3) Kaynakların ve eylemlerin taksonomisi

Hiyerarşiler: 'Org> Proje> Cüzdan> İşlem'. Olası "sınırlayıcılar'ile yukarıdan aşağıya hakların mirası.
Eylemler: CRUD + etki alanına özgü ('onayla', 'geri ödeme', 'yerleşme').
Kaynak özellikleri: sahip, bölge, durum, risk etiketleri (AML/KYC), limitler.
Çoklu kiracılık: tüm çözümler 'tenant _ id' içerir; Varsayılan olarak reddet.

4) Mimarlık: kararın verildiği yer

PEP (Policy Enforcement Point) - doğrulama sitesi: gateway/API-gateway, sidecar mash, servisin kendisi.
PDP (Politika Karar Noktası) - politika motoru: merkezi (OPA-hizmet, Cedar-motor) veya yerleşik kütüphane.
PIP (Policy Information Point) - öznitelik kaynakları: kullanıcı/rol dizini, kiracı profili, CCP/risk, kaynak sahiplik haritası.
PAP (Policy Administration Point - Politika Yönetim Noktası) - politika sürüm oluşturma, yayınlama, denetleme.

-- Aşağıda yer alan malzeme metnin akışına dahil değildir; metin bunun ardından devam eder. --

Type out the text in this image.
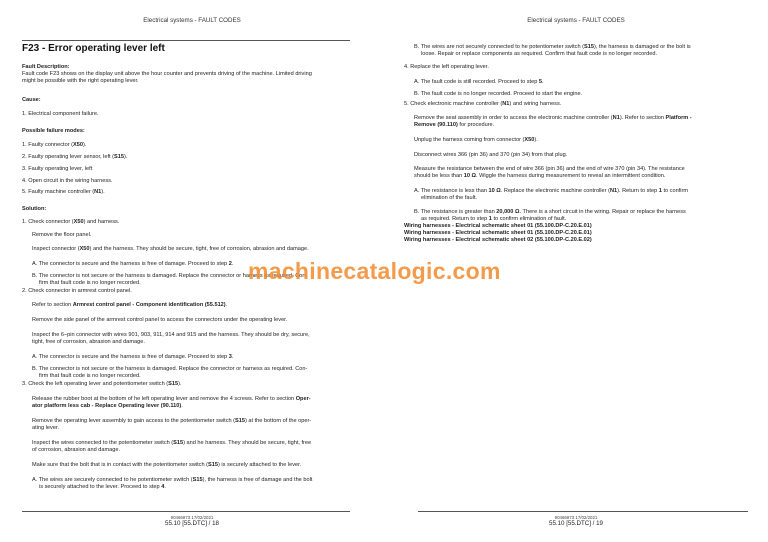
Electrical systems - FAULT CODES
F23 - Error operating lever left
Fault Description:
Fault code F23 shows on the display unit above the hour counter and prevents driving of the machine. Limited driving
might be possible with the right operating lever.
Cause:
1. Electrical component failure.
Possible failure modes:
1. Faulty connector (X50).
2. Faulty operating lever sensor, left (S15).
3. Faulty operating lever, left
4. Open circuit in the wiring harness.
5. Faulty machine controller (N1).
Solution:
1. Check connector (X50) and harness.
Remove the floor panel.
Inspect connector (X50) and the harness. They should be secure, tight, free of corrosion, abrasion and damage.
A. The connector is secure and the harness is free of damage. Proceed to step 2.
B. The connector is not secure or the harness is damaged. Replace the connector or harness as required. Con-
firm that fault code is no longer recorded.
2. Check connector in armrest control panel.
Refer to section Armrest control panel - Component identification (55.512).
Remove the side panel of the armrest control panel to access the connectors under the operating lever.
Inspect the 6–pin connector with wires 901, 903, 911, 914 and 915 and the harness. They should be dry, secure,
tight, free of corrosion, abrasion and damage.
A. The connector is secure and the harness is free of damage. Proceed to step 3.
B. The connector is not secure or the harness is damaged. Replace the connector or harness as required. Con-
firm that fault code is no longer recorded.
3. Check the left operating lever and potentiometer switch (S15).
Release the rubber boot at the bottom of he left operating lever and remove the 4 screws. Refer to section Oper-
ator platform less cab - Replace Operating lever (90.110).
Remove the operating lever assembly to gain access to the potentiometer switch (S15) at the bottom of the oper-
ating lever.
Inspect the wires connected to the potentiometer switch (S15) and he harness. They should be secure, tight, free
of corrosion, abrasion and damage.
Make sure that the bolt that is in contact with the potentiometer switch (S15) is securely attached to the lever.
A. The wires are securely connected to he potentiometer switch (S15), the harness is free of damage and the bolt
is securely attached to the lever. Proceed to step 4.
90466873 17/02/2021
55.10 [55.DTC] / 18
Electrical systems - FAULT CODES
B. The wires are not securely connected to he potentiometer switch (S15), the harness is damaged or the bolt is
loose. Repair or replace components as required. Confirm that fault code is no longer recorded.
4. Replace the left operating lever.
A. The fault code is still recorded. Proceed to step 5.
B. The fault code is no longer recorded. Proceed to start the engine.
5. Check electronic machine controller (N1) and wiring harness.
Remove the seat assembly in order to access the electronic machine controller (N1). Refer to section Platform -
Remove (90.110) for procedure.
Unplug the harness coming from connector (X50).
Disconnect wires 366 (pin 36) and 370 (pin 34) from that plug.
Measure the resistance between the end of wire 366 (pin 36) and the end of wire 370 (pin 34). The resistance
should be less than 10 Ω. Wiggle the harness during measurement to reveal an intermittent condition.
A. The resistance is less than 10 Ω. Replace the electronic machine controller (N1). Return to step 1 to confirm
elimination of the fault.
B. The resistance is greater than 20,000 Ω. There is a short circuit in the wiring. Repair or replace the harness
as required. Return to step 1 to confirm elimination of fault.
Wiring harnesses - Electrical schematic sheet 01 (55.100.DP-C.20.E.01)
Wiring harnesses - Electrical schematic sheet 01 (55.100.DP-C.20.E.01)
Wiring harnesses - Electrical schematic sheet 02 (55.100.DP-C.20.E.02)
90466873 17/02/2021
55.10 [55.DTC] / 19
machinecatalogic.com
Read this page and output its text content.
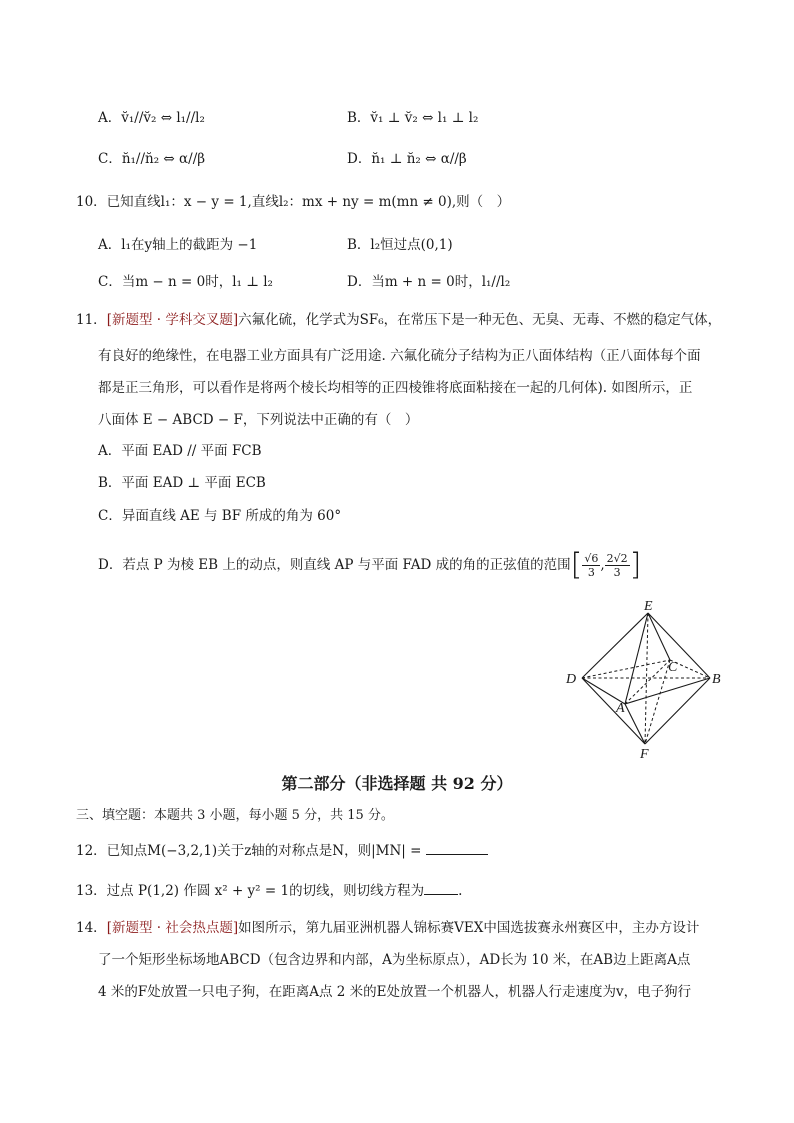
A．v̆₁//v̆₂ ⇔ l₁//l₂	B．v̆₁ ⊥ v̆₂ ⇔ l₁ ⊥ l₂
C．n̆₁//n̆₂ ⇔ α//β	D．n̆₁ ⊥ n̆₂ ⇔ α//β
10．已知直线l₁：x − y = 1,直线l₂：mx + ny = m(mn ≠ 0),则（　）
A．l₁在y轴上的截距为 −1	B．l₂恒过点(0,1)
C．当m − n = 0时，l₁ ⊥ l₂	D．当m + n = 0时，l₁//l₂
11．[新题型 · 学科交叉题]六氟化硫，化学式为SF₆，在常压下是一种无色、无臭、无毒、不燃的稳定气体，
有良好的绝缘性，在电器工业方面具有广泛用途. 六氟化硫分子结构为正八面体结构（正八面体每个面
都是正三角形，可以看作是将两个棱长均相等的正四棱锥将底面粘接在一起的几何体). 如图所示，正
八面体 E − ABCD − F，下列说法中正确的有（　）
A．平面 EAD // 平面 FCB
B．平面 EAD ⊥ 平面 ECB
C．异面直线 AE 与 BF 所成的角为 60°
D．若点 P 为棱 EB 上的动点，则直线 AP 与平面 FAD 成的角的正弦值的范围[ $\frac{√6}{3}$ , $\frac{2√2}{3}$ ]
E
C
D	B
A
F
第二部分（非选择题 共 92 分）
三、填空题：本题共 3 小题，每小题 5 分，共 15 分。
12．已知点M(−3,2,1)关于z轴的对称点是N，则|MN| =
13．过点 P(1,2) 作圆 x² + y² = 1的切线，则切线方程为	.
14．[新题型 · 社会热点题]如图所示，第九届亚洲机器人锦标赛VEX中国选拔赛永州赛区中，主办方设计
了一个矩形坐标场地ABCD（包含边界和内部，A为坐标原点），AD长为 10 米，在AB边上距离A点
4 米的F处放置一只电子狗，在距离A点 2 米的E处放置一个机器人，机器人行走速度为v，电子狗行
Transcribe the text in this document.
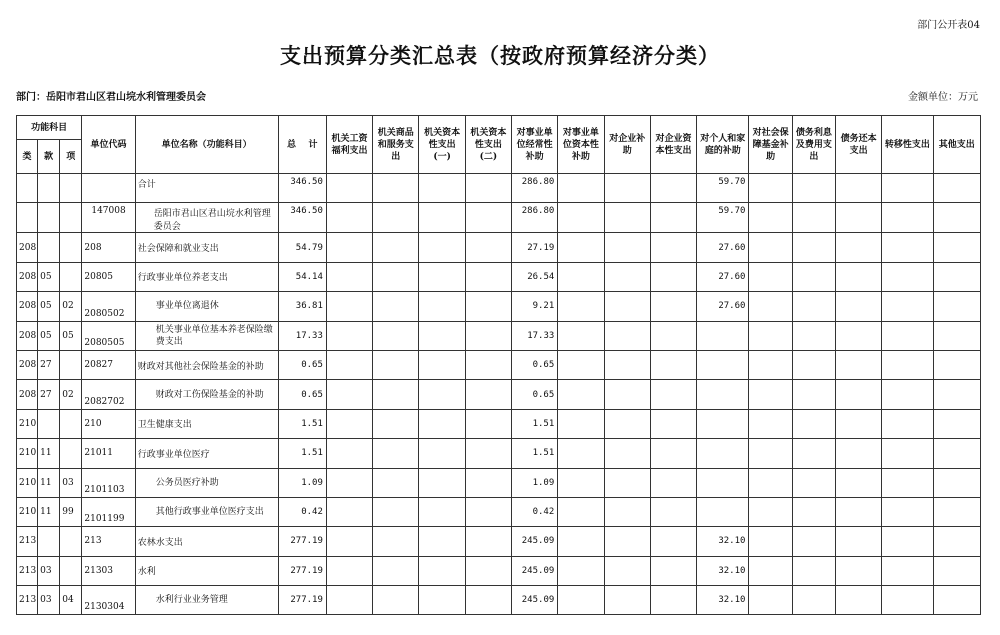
部门公开表04
支出预算分类汇总表（按政府预算经济分类）
部门：岳阳市君山区君山垸水利管理委员会	金额单位：万元
功能科目			单位代码	单位名称（功能科目）	总    计	机关工资福利支出	机关商品和服务支出	机关资本性支出(一)	机关资本性支出(二)	对事业单位经常性补助	对事业单位资本性补助	对企业补助	对企业资本性支出	对个人和家庭的补助	对社会保障基金补助	债务利息及费用支出	债务还本支出	转移性支出	其他支出
类	款	项																	
				合计	346.50					286.80				59.70					
			147008	岳阳市君山区君山垸水利管理委员会	346.50					286.80				59.70					
208			208	社会保障和就业支出	54.79					27.19				27.60					
208	05		20805	行政事业单位养老支出	54.14					26.54				27.60					
208	05	02	2080502	事业单位离退休	36.81					9.21				27.60					
208	05	05	2080505	机关事业单位基本养老保险缴费支出	17.33					17.33									
208	27		20827	财政对其他社会保险基金的补助	0.65					0.65									
208	27	02	2082702	财政对工伤保险基金的补助	0.65					0.65									
210			210	卫生健康支出	1.51					1.51									
210	11		21011	行政事业单位医疗	1.51					1.51									
210	11	03	2101103	公务员医疗补助	1.09					1.09									
210	11	99	2101199	其他行政事业单位医疗支出	0.42					0.42									
213			213	农林水支出	277.19					245.09				32.10					
213	03		21303	水利	277.19					245.09				32.10					
213	03	04	2130304	水利行业业务管理	277.19					245.09				32.10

Öneri: PEP'de merkezi PDP + yerel çözüm önbelleği; Alan değişmezlerinin varlığında hizmette karmaşık nesne kontrolleri.

5) Belirteçler, pullar ve kimlik

OIDC/OAuth2: 'sub' (konu tanımlayıcısı), 'aud' (hedef hizmet), 'scope'/' roles', 'tenant', 'kyc _ level', 'risk _ tier'.
JWT: RS/ES imzası, kısa 'exp', yenileme ile yeniden yayın. PII koymayın; İptal/takip denetimi için 'jti' kullanın.
mTLS/HMAC: servisten servise ve ortaklar; Damgalar 'client _ id'tarafından dizinden çekilir.
Cihaz/Bağlam: IP/ASN, coğrafi, günün saati - ABAC çözümüne giriş yapın (örneğin, çalışma saatleri dışında yazmayı yasaklayın).

6) Nesne düzeyinde yetkilendirme (BOLA-first)

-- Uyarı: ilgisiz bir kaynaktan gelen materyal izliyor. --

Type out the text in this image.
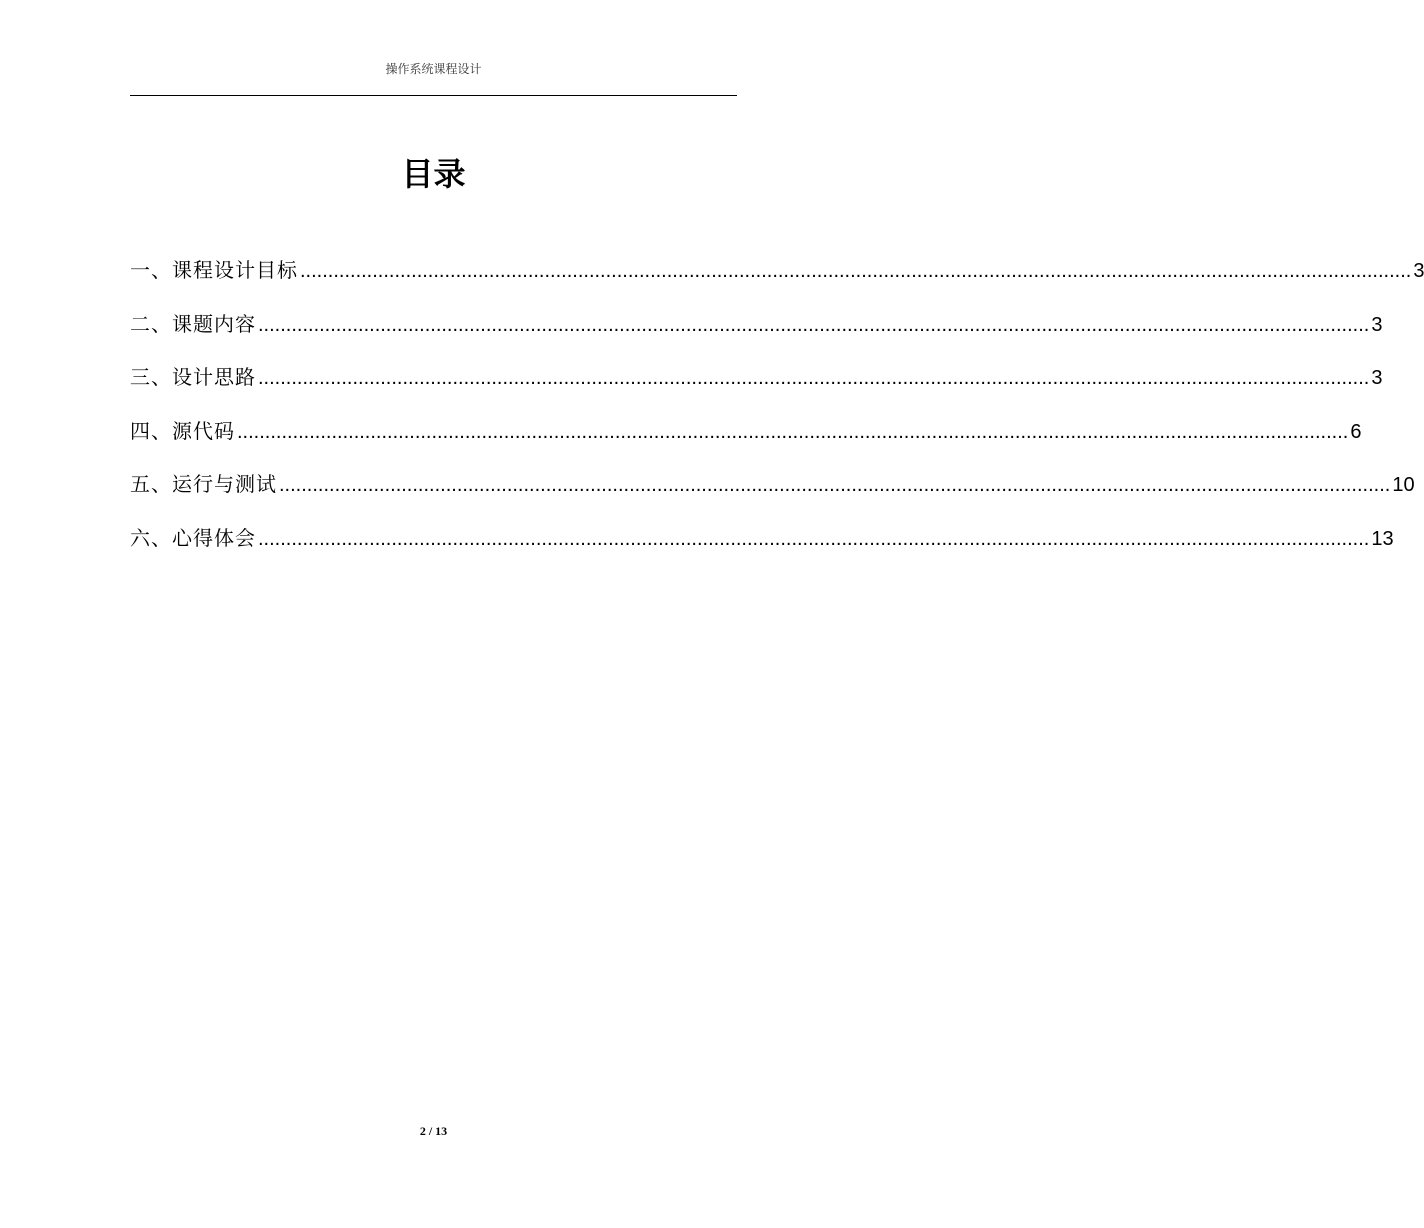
操作系统课程设计
目录
一、课程设计目标 ........................................................................................................................................................................................................ 3
二、课题内容 ........................................................................................................................................................................................................ 3
三、设计思路 ........................................................................................................................................................................................................ 3
四、源代码 ........................................................................................................................................................................................................ 6
五、运行与测试 ........................................................................................................................................................................................................ 10
六、心得体会 ........................................................................................................................................................................................................ 13
2 / 13
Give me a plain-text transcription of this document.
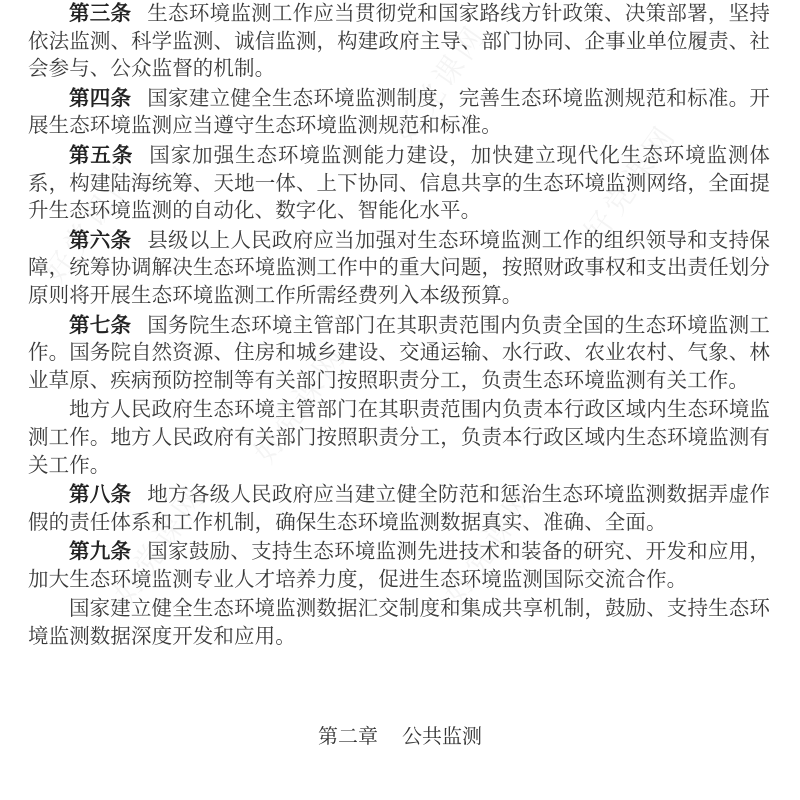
第三条 生态环境监测工作应当贯彻党和国家路线方针政策、决策部署，坚持依法监测、科学监测、诚信监测，构建政府主导、部门协同、企事业单位履责、社会参与、公众监督的机制。

第四条 国家建立健全生态环境监测制度，完善生态环境监测规范和标准。开展生态环境监测应当遵守生态环境监测规范和标准。

第五条 国家加强生态环境监测能力建设，加快建立现代化生态环境监测体系，构建陆海统筹、天地一体、上下协同、信息共享的生态环境监测网络，全面提升生态环境监测的自动化、数字化、智能化水平。

第六条 县级以上人民政府应当加强对生态环境监测工作的组织领导和支持保障，统筹协调解决生态环境监测工作中的重大问题，按照财政事权和支出责任划分原则将开展生态环境监测工作所需经费列入本级预算。

第七条 国务院生态环境主管部门在其职责范围内负责全国的生态环境监测工作。国务院自然资源、住房和城乡建设、交通运输、水行政、农业农村、气象、林业草原、疾病预防控制等有关部门按照职责分工，负责生态环境监测有关工作。

地方人民政府生态环境主管部门在其职责范围内负责本行政区域内生态环境监测工作。地方人民政府有关部门按照职责分工，负责本行政区域内生态环境监测有关工作。

第八条 地方各级人民政府应当建立健全防范和惩治生态环境监测数据弄虚作假的责任体系和工作机制，确保生态环境监测数据真实、准确、全面。

第九条 国家鼓励、支持生态环境监测先进技术和装备的研究、开发和应用，加大生态环境监测专业人才培养力度，促进生态环境监测国际交流合作。

国家建立健全生态环境监测数据汇交制度和集成共享机制，鼓励、支持生态环境监测数据深度开发和应用。

第二章 公共监测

Her işlem "konunun sahibi/bu 'resource _ id' hakkına sahip mi?"

Mülkiyet kontrolü: 'kaynak. owner_id = = konu. id 'veya bir rol ile bir' org 'üyelik.
Filtre örnekleri: her zaman 'WHERE kaynağını kaplayın. tenant_id =: kiracı VE... '(satır düzeyinde güvenlik).
Referans işlemleri için (yol/gövde kimliği) - iş mantığını normalleştirin ve doğrulayın.

7) RBAC Tasarımı: Roller, İzinler, Kümeler

İzinler - atomik haklar: 'cüzdan. ',' cüzdanını oku. ',' yazın ödeme. Geri ödeme '.
Roller - adlandırılmış izin setleri: 'admin', 'support. ',' kasiyer ',' dolandırıcılık 'okuyun. Analist.

Kapsamlar - müşteriler için harici sözleşme (kapsam - izinler eşleme)

Patlayan rollerden kaçının:
  • temel roller + izin paketleri,
  • ABAC kısıtlamaları (ülke/bölge/kiracı),
  • "Tam Zamanında Erişim".

8) ABAC/bağlam kısıtlamaları

Geo/jurisdiction: Yasak ülkelerden yazma yasağı (yaptırımlar/düzenleyici).
Zaman/risk: Büyük operasyonlar için 'risk _ skor <eşik'.
ACC/limits: Pins> X için 'kyc _ level> = 2'; İşlemler arasında "soğuma" kontrolü.
"Güvenilir cihazlar": Tehlikeli rotalardaki ortaklar için mTLS gerektirir.

9) ReBAC ve hakların grafiği

Karmaşık iş yapıları için kullanışlıdır (gruplar, ekipler, markalar, şubeler).

İlişkiler: 'Üye', 'yönetici', 'sahip', 'görüntüleyici'.
Türetilmiş haklar: Kaynağın 'görüntüleyicisi', 'org'a ait olan projenin' üyesinden 'miras alınır.
Grafik depolama: bir ilişki matrisi, özel bir hizmet (Zanzibar yaklaşımının ruhunda) ile bir veritabanı. Cache 'check (özne, ilişki, nesne)' yanıtları.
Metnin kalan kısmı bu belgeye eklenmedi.